The EU Environment Council on March 17, 2026, failed to reach a unified position on the revision of CO2 emission standards for cars and vans, exposing a deep divide between member states. France and Sweden led a coalition advocating for a strict electric mobility pathway, while Poland and Hungary demanded greater flexibility, including the continued use of internal combustion engines beyond 2035. The meeting, chaired by the Polish Presidency, was intended to finalise the Council's negotiating mandate but ended without agreement, postponing a decision to a future session.

Commission Proposals and Prior Debates

The clash follows the European Commission's automotive package presented on December 16, 2025, by Executive Vice-President Stéphane Séjourné and Commissioner Wopke Hoekstra. That package proposed a 90% fleet-wide CO2 reduction by 2035, with a compensation mechanism allowing manufacturers to offset the remaining 10% via sustainable fuels or low-carbon steel. Commissioner Hoekstra further elaborated on these proposals on January 28, 2026, emphasising flexibility and technological neutrality. However, the Council debate revealed that member states remain split on the core question of whether to allow combustion engines beyond 2035.

Positions and Cleavages

France and Sweden, supported by Denmark and the Netherlands, argued that the 2035 target should remain an effective ban on new internal combustion engine vehicles, with only battery electric and hydrogen fuel cell vehicles permitted. They stressed the need for regulatory certainty to drive investment in charging infrastructure and battery production, aligning with the Commission's Battery Booster initiative. In contrast, Poland and Hungary, backed by the Czech Republic and Slovakia, called for a more flexible approach, allowing plug-in hybrids and combustion engines running on e-fuels or biofuels to count towards the 2035 target.
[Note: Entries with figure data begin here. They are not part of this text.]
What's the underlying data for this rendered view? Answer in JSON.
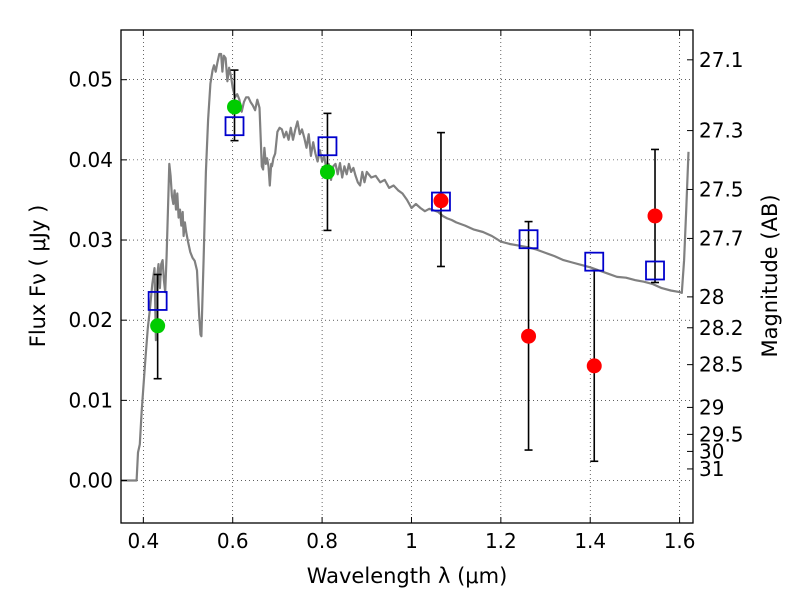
{
  "chart_data": {
    "type": "scatter",
    "xlabel": "Wavelength  λ (μm)",
    "ylabel": "Flux  Fν  ( μJy )",
    "ylabel_right": "Magnitude (AB)",
    "xlim": [
      0.35,
      1.63
    ],
    "ylim": [
      -0.0053,
      0.0562
    ],
    "grid": true,
    "x_ticks": [
      0.4,
      0.6,
      0.8,
      1.0,
      1.2,
      1.4,
      1.6
    ],
    "x_tick_labels": [
      "0.4",
      "0.6",
      "0.8",
      "1",
      "1.2",
      "1.4",
      "1.6"
    ],
    "y_ticks": [
      0.0,
      0.01,
      0.02,
      0.03,
      0.04,
      0.05
    ],
    "y_tick_labels": [
      "0.00",
      "0.01",
      "0.02",
      "0.03",
      "0.04",
      "0.05"
    ],
    "mag_ticks": [
      27.1,
      27.3,
      27.5,
      27.7,
      28,
      28.2,
      28.5,
      29,
      29.5,
      30,
      31
    ],
    "mag_tick_labels": [
      "27.1",
      "27.3",
      "27.5",
      "27.7",
      "28",
      "28.2",
      "28.5",
      "29",
      "29.5",
      "30",
      "31"
    ],
    "series": [
      {
        "name": "model-spectrum",
        "kind": "line",
        "color": "#808080",
        "points": [
          [
            0.35,
            0.0
          ],
          [
            0.385,
            0.0
          ],
          [
            0.388,
            0.0035
          ],
          [
            0.392,
            0.0045
          ],
          [
            0.396,
            0.0085
          ],
          [
            0.4,
            0.0115
          ],
          [
            0.405,
            0.0155
          ],
          [
            0.41,
            0.019
          ],
          [
            0.415,
            0.0215
          ],
          [
            0.42,
            0.0245
          ],
          [
            0.425,
            0.0265
          ],
          [
            0.428,
            0.0175
          ],
          [
            0.431,
            0.0255
          ],
          [
            0.434,
            0.027
          ],
          [
            0.437,
            0.024
          ],
          [
            0.44,
            0.027
          ],
          [
            0.443,
            0.0275
          ],
          [
            0.446,
            0.025
          ],
          [
            0.449,
            0.0235
          ],
          [
            0.452,
            0.028
          ],
          [
            0.455,
            0.0335
          ],
          [
            0.458,
            0.0395
          ],
          [
            0.461,
            0.038
          ],
          [
            0.464,
            0.0355
          ],
          [
            0.467,
            0.0345
          ],
          [
            0.47,
            0.0362
          ],
          [
            0.473,
            0.0338
          ],
          [
            0.476,
            0.0358
          ],
          [
            0.479,
            0.0328
          ],
          [
            0.482,
            0.0338
          ],
          [
            0.485,
            0.0318
          ],
          [
            0.488,
            0.0335
          ],
          [
            0.49,
            0.0305
          ],
          [
            0.493,
            0.0322
          ],
          [
            0.496,
            0.031
          ],
          [
            0.5,
            0.0298
          ],
          [
            0.505,
            0.0285
          ],
          [
            0.51,
            0.0278
          ],
          [
            0.515,
            0.0274
          ],
          [
            0.52,
            0.0262
          ],
          [
            0.525,
            0.0205
          ],
          [
            0.528,
            0.0182
          ],
          [
            0.53,
            0.018
          ],
          [
            0.535,
            0.028
          ],
          [
            0.54,
            0.0385
          ],
          [
            0.545,
            0.045
          ],
          [
            0.55,
            0.0495
          ],
          [
            0.555,
            0.0512
          ],
          [
            0.558,
            0.0518
          ],
          [
            0.562,
            0.051
          ],
          [
            0.566,
            0.0522
          ],
          [
            0.57,
            0.0532
          ],
          [
            0.574,
            0.0532
          ],
          [
            0.577,
            0.051
          ],
          [
            0.58,
            0.053
          ],
          [
            0.584,
            0.0527
          ],
          [
            0.588,
            0.0498
          ],
          [
            0.592,
            0.0515
          ],
          [
            0.596,
            0.0505
          ],
          [
            0.6,
            0.049
          ],
          [
            0.605,
            0.0478
          ],
          [
            0.61,
            0.0482
          ],
          [
            0.615,
            0.0475
          ],
          [
            0.62,
            0.046
          ],
          [
            0.625,
            0.0472
          ],
          [
            0.63,
            0.0478
          ],
          [
            0.635,
            0.0478
          ],
          [
            0.64,
            0.0472
          ],
          [
            0.645,
            0.0468
          ],
          [
            0.65,
            0.0462
          ],
          [
            0.655,
            0.0475
          ],
          [
            0.66,
            0.0465
          ],
          [
            0.665,
            0.0392
          ],
          [
            0.668,
            0.0388
          ],
          [
            0.671,
            0.0415
          ],
          [
            0.674,
            0.0395
          ],
          [
            0.677,
            0.0402
          ],
          [
            0.68,
            0.0392
          ],
          [
            0.683,
            0.0368
          ],
          [
            0.686,
            0.0395
          ],
          [
            0.688,
            0.0392
          ],
          [
            0.691,
            0.0402
          ],
          [
            0.695,
            0.0408
          ],
          [
            0.7,
            0.0435
          ],
          [
            0.705,
            0.044
          ],
          [
            0.71,
            0.0438
          ],
          [
            0.715,
            0.0428
          ],
          [
            0.72,
            0.0435
          ],
          [
            0.725,
            0.0425
          ],
          [
            0.73,
            0.044
          ],
          [
            0.735,
            0.0425
          ],
          [
            0.74,
            0.0438
          ],
          [
            0.745,
            0.0448
          ],
          [
            0.75,
            0.0432
          ],
          [
            0.755,
            0.0438
          ],
          [
            0.76,
            0.0428
          ],
          [
            0.765,
            0.0415
          ],
          [
            0.77,
            0.0432
          ],
          [
            0.775,
            0.0405
          ],
          [
            0.78,
            0.0422
          ],
          [
            0.785,
            0.0408
          ],
          [
            0.79,
            0.0398
          ],
          [
            0.795,
            0.0412
          ],
          [
            0.8,
            0.0398
          ],
          [
            0.805,
            0.0405
          ],
          [
            0.81,
            0.0385
          ],
          [
            0.815,
            0.0395
          ],
          [
            0.82,
            0.0375
          ],
          [
            0.825,
            0.0392
          ],
          [
            0.83,
            0.0395
          ],
          [
            0.835,
            0.0382
          ],
          [
            0.84,
            0.0396
          ],
          [
            0.845,
            0.0378
          ],
          [
            0.85,
            0.0392
          ],
          [
            0.855,
            0.0382
          ],
          [
            0.86,
            0.0395
          ],
          [
            0.865,
            0.0385
          ],
          [
            0.87,
            0.039
          ],
          [
            0.875,
            0.038
          ],
          [
            0.88,
            0.0372
          ],
          [
            0.885,
            0.0368
          ],
          [
            0.89,
            0.0385
          ],
          [
            0.895,
            0.0372
          ],
          [
            0.9,
            0.0385
          ],
          [
            0.91,
            0.0378
          ],
          [
            0.92,
            0.038
          ],
          [
            0.93,
            0.0372
          ],
          [
            0.94,
            0.0375
          ],
          [
            0.95,
            0.0365
          ],
          [
            0.96,
            0.0368
          ],
          [
            0.97,
            0.0362
          ],
          [
            0.98,
            0.0358
          ],
          [
            0.99,
            0.035
          ],
          [
            1.0,
            0.034
          ],
          [
            1.01,
            0.0345
          ],
          [
            1.02,
            0.034
          ],
          [
            1.03,
            0.0336
          ],
          [
            1.04,
            0.0339
          ],
          [
            1.05,
            0.0337
          ],
          [
            1.06,
            0.0335
          ],
          [
            1.07,
            0.033
          ],
          [
            1.08,
            0.0327
          ],
          [
            1.09,
            0.0325
          ],
          [
            1.1,
            0.0322
          ],
          [
            1.12,
            0.0318
          ],
          [
            1.14,
            0.0313
          ],
          [
            1.16,
            0.031
          ],
          [
            1.18,
            0.0305
          ],
          [
            1.2,
            0.0298
          ],
          [
            1.22,
            0.0295
          ],
          [
            1.24,
            0.0293
          ],
          [
            1.26,
            0.0291
          ],
          [
            1.28,
            0.0288
          ],
          [
            1.3,
            0.0284
          ],
          [
            1.32,
            0.028
          ],
          [
            1.34,
            0.0275
          ],
          [
            1.36,
            0.0272
          ],
          [
            1.38,
            0.0269
          ],
          [
            1.4,
            0.0266
          ],
          [
            1.42,
            0.0262
          ],
          [
            1.44,
            0.0258
          ],
          [
            1.46,
            0.0254
          ],
          [
            1.48,
            0.0253
          ],
          [
            1.5,
            0.025
          ],
          [
            1.52,
            0.0248
          ],
          [
            1.54,
            0.0245
          ],
          [
            1.56,
            0.024
          ],
          [
            1.58,
            0.0237
          ],
          [
            1.6,
            0.0235
          ],
          [
            1.605,
            0.0234
          ],
          [
            1.61,
            0.0275
          ],
          [
            1.615,
            0.034
          ],
          [
            1.62,
            0.041
          ]
        ]
      },
      {
        "name": "model-photometry",
        "kind": "open-square",
        "color": "#0000cc",
        "points": [
          [
            0.432,
            0.0224
          ],
          [
            0.604,
            0.0442
          ],
          [
            0.812,
            0.0417
          ],
          [
            1.066,
            0.0348
          ],
          [
            1.262,
            0.0301
          ],
          [
            1.409,
            0.0273
          ],
          [
            1.545,
            0.0262
          ]
        ]
      },
      {
        "name": "observed-green",
        "kind": "filled-circle",
        "color": "#00cc00",
        "points": [
          [
            0.432,
            0.0193
          ],
          [
            0.604,
            0.0466
          ],
          [
            0.812,
            0.0385
          ]
        ]
      },
      {
        "name": "observed-red",
        "kind": "filled-circle",
        "color": "#ff0000",
        "points": [
          [
            1.066,
            0.0349
          ],
          [
            1.262,
            0.018
          ],
          [
            1.409,
            0.0143
          ],
          [
            1.545,
            0.033
          ]
        ]
      },
      {
        "name": "error-bars",
        "kind": "errorbar",
        "color": "#000000",
        "bars": [
          [
            0.432,
            0.0127,
            0.0257
          ],
          [
            0.604,
            0.0424,
            0.0512
          ],
          [
            0.812,
            0.0312,
            0.0458
          ],
          [
            1.066,
            0.0267,
            0.0434
          ],
          [
            1.262,
            0.0038,
            0.0323
          ],
          [
            1.409,
            0.0024,
            0.0262
          ],
          [
            1.545,
            0.0247,
            0.0413
          ]
        ]
      }
    ]
  }
}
They argued that a rigid ban would harm their domestic automotive industries, which rely on combustion engine production, and increase costs for consumers.

Impact on Stakeholders

The deadlock creates uncertainty for EU car manufacturers, who face divergent national regulations and potential delays in investment decisions. A strict electric mandate would benefit producers of battery electric vehicles and charging infrastructure companies, but could disadvantage manufacturers with strong combustion engine supply chains, particularly in Central and Eastern Europe. National authorities in countries like Poland and Hungary would face pressure to support industrial transition without clear EU-level flexibility. EU consumers may experience a fragmented market, with varying availability of vehicle types and prices across member states.

Next Steps

The Council is expected to resume discussions under the upcoming Danish Presidency, which may seek a compromise. The European Parliament, which adopted its position in January 2026, has called for a 100% zero-emission target by 2035 with limited derogations. Trilogue negotiations cannot begin until the Council agrees a common position, prolonging the legislative process.